Privacy Policy
Last updated: 18 June 2026
1. Overview
Logr is an open-source, self-hostable time-tracking and invoicing application licensed under AGPL-3.0. This policy applies to the hosted instance at logr.work. If you self-host Logr, your data never touches our servers — you are solely responsible for your own deployment.
2. Data we store
On the hosted instance, your data — time entries, clients, projects, and invoices — is stored in a Supabase Postgres database under your account. Every table is protected by Row-Level Security (RLS) policies so that only your authenticated user can read or write your records.
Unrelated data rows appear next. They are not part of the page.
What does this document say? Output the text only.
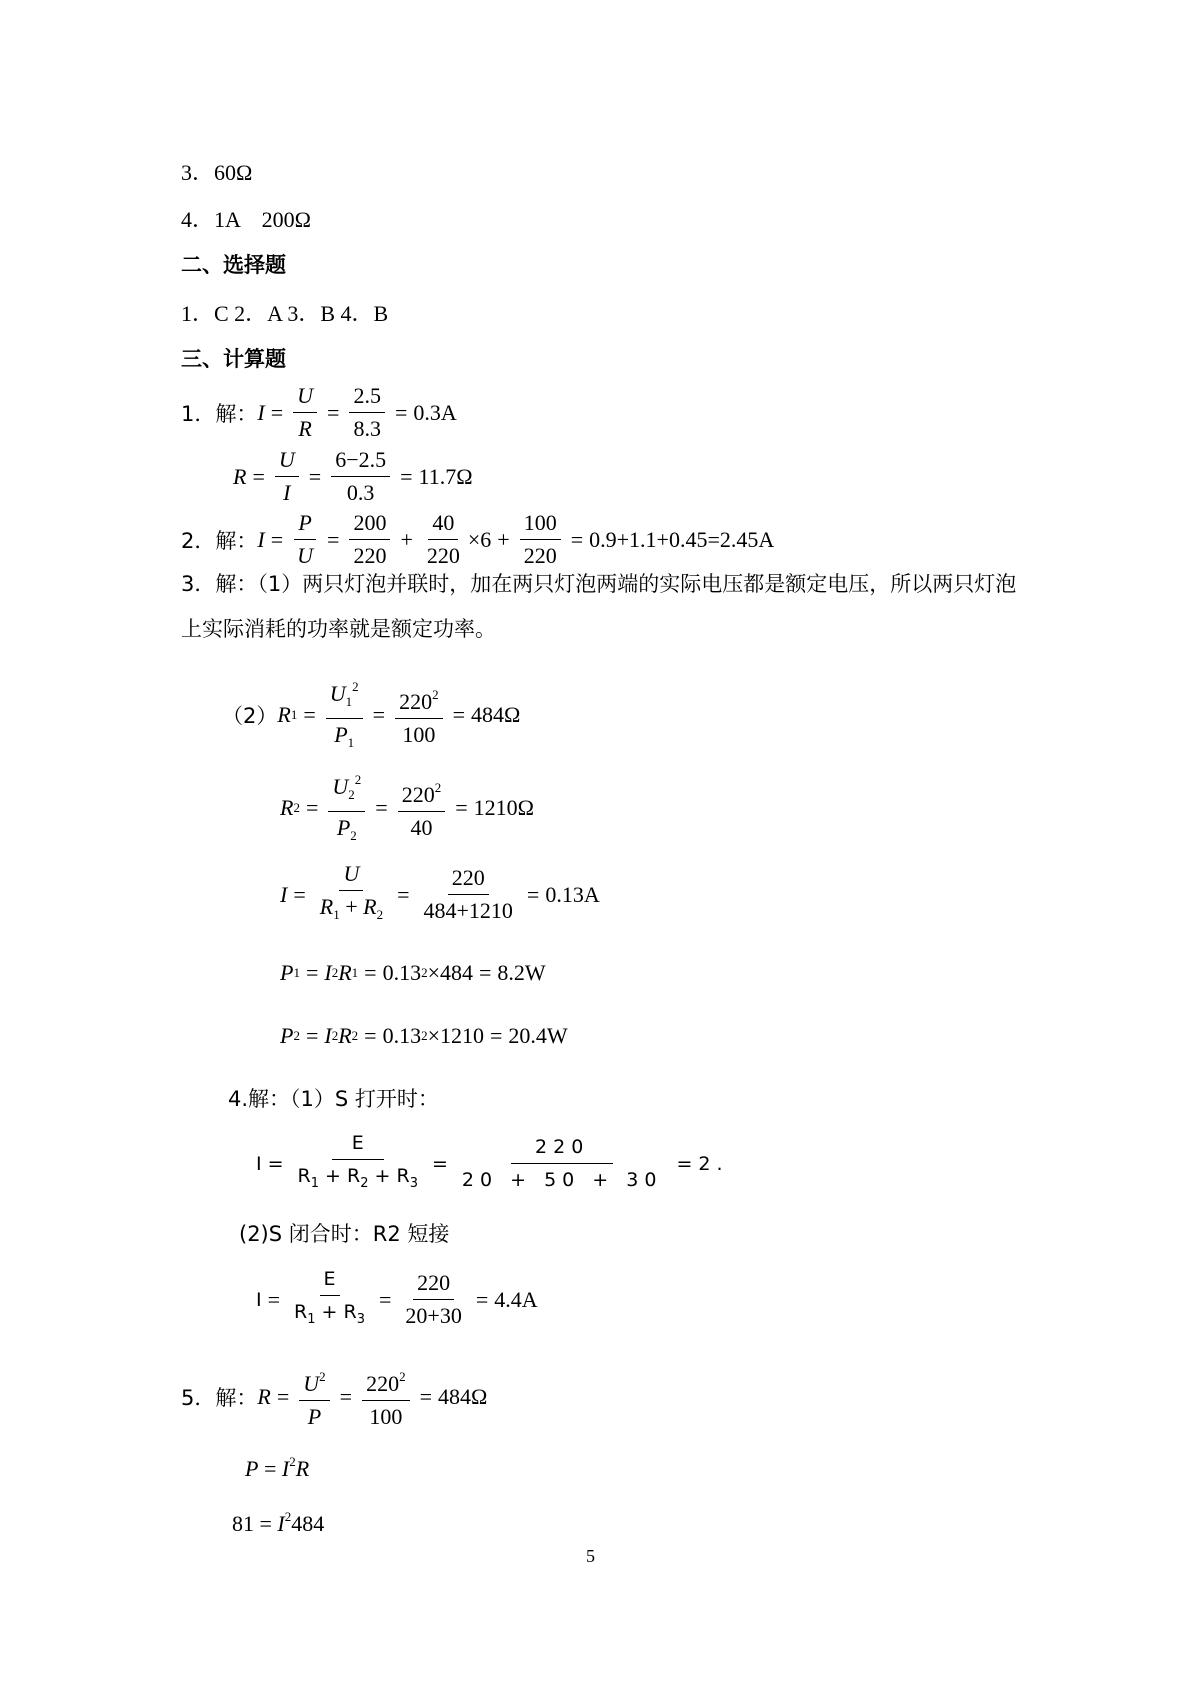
3．60Ω
4．1A　200Ω
二、选择题
1．C 2．A 3．B 4．B
三、计算题
1．解： $I = \frac{U}{R} = \frac{2.5}{8.3} = 0.3A$
$R = \frac{U}{I} = \frac{6-2.5}{0.3} = 11.7\Omega$
2．解： $I = \frac{P}{U} = \frac{200}{220} + \frac{40}{220} \times 6 + \frac{100}{220} = 0.9+1.1+0.45=2.45A$
3．解：（1）两只灯泡并联时，加在两只灯泡两端的实际电压都是额定电压，所以两只灯泡上实际消耗的功率就是额定功率。
（2） R $1 = \frac{U_1^2}{P_1} = \frac{220^2}{100} = 484\Omega$
R $2 = \frac{U_2^2}{P_2} = \frac{220^2}{40} = 1210\Omega$
$I = \frac{U}{R_1 + R_2} = \frac{220}{484+1210} = 0.13A$
P 1 = I 2 R 1 = 0.13 2 ×484 = 8.2W
P 2 = I 2 R 2 = 0.13 2 ×1210 = 20.4W
4.解：（1）S 打开时：
$I = \frac{E}{R_1 + R_2 + R_3} = \frac{220}{20 + 50 + 30} = 2$.
(2)S 闭合时：R2 短接
$I = \frac{E}{R_1 + R_3} = \frac{220}{20+30} = 4.4A$
5．解： $R = \frac{U^2}{P} = \frac{220^2}{100} = 484\Omega$
$P = I^2R$
$81 = I^2484$
5
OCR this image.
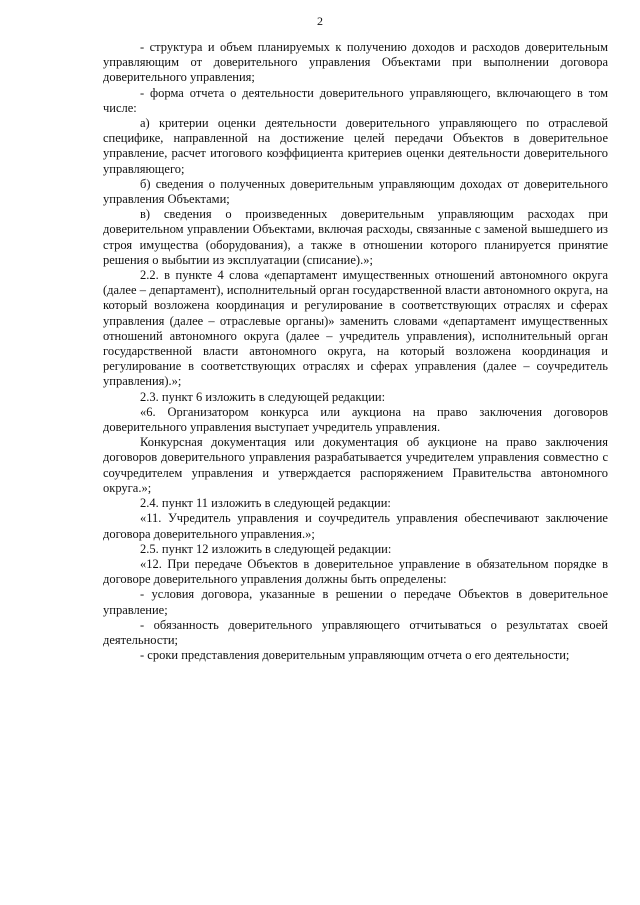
2

- структура и объем планируемых к получению доходов и расходов доверительным управляющим от доверительного управления Объектами при выполнении договора доверительного управления;

- форма отчета о деятельности доверительного управляющего, включающего в том числе:

а) критерии оценки деятельности доверительного управляющего по отраслевой специфике, направленной на достижение целей передачи Объектов в доверительное управление, расчет итогового коэффициента критериев оценки деятельности доверительного управляющего;

б) сведения о полученных доверительным управляющим доходах от доверительного управления Объектами;

в) сведения о произведенных доверительным управляющим расходах при доверительном управлении Объектами, включая расходы, связанные с заменой вышедшего из строя имущества (оборудования), а также в отношении которого планируется принятие решения о выбытии из эксплуатации (списание).»;

2.2. в пункте 4 слова «департамент имущественных отношений автономного округа (далее – департамент), исполнительный орган государственной власти автономного округа, на который возложена координация и регулирование в соответствующих отраслях и сферах управления (далее – отраслевые органы)» заменить словами «департамент имущественных отношений автономного округа (далее – учредитель управления), исполнительный орган государственной власти автономного округа, на который возложена координация и регулирование в соответствующих отраслях и сферах управления (далее – соучредитель управления).»;

2.3. пункт 6 изложить в следующей редакции:

«6. Организатором конкурса или аукциона на право заключения договоров доверительного управления выступает учредитель управления.

Конкурсная документация или документация об аукционе на право заключения договоров доверительного управления разрабатывается учредителем управления совместно с соучредителем управления и утверждается распоряжением Правительства автономного округа.»;

2.4. пункт 11 изложить в следующей редакции:

«11. Учредитель управления и соучредитель управления обеспечивают заключение договора доверительного управления.»;

2.5. пункт 12 изложить в следующей редакции:

«12. При передаче Объектов в доверительное управление в обязательном порядке в договоре доверительного управления должны быть определены:

- условия договора, указанные в решении о передаче Объектов в доверительное управление;

- обязанность доверительного управляющего отчитываться о результатах своей деятельности;

- сроки представления доверительным управляющим отчета о его деятельности;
We do not have access to the contents of your time entries or invoices in the normal course of operations.
3. Authentication
Logr supports authentication via Google OAuth and email magic links, both handled by Supabase Auth. We store your email address and a hashed session token. We do not store passwords. OAuth tokens from Google are used only to confirm your identity and are not persisted beyond the session.
4. Data sharing & selling
We do not sell, rent, or share your personal data with third parties for advertising or marketing purposes. Data may be disclosed only where required by law or to protect the rights and safety of users.
5. Self-hosting
The Logr source code is publicly available on GitHub under AGPL-3.0. When you self-host Logr, you control the database, the infrastructure, and the data. This policy does not apply to self-hosted deployments — you are the data controller for your own instance.
6. Contact
Logr is an open-source project. For privacy-related questions, please open an issue or start a discussion on GitHub. We will respond within a reasonable timeframe.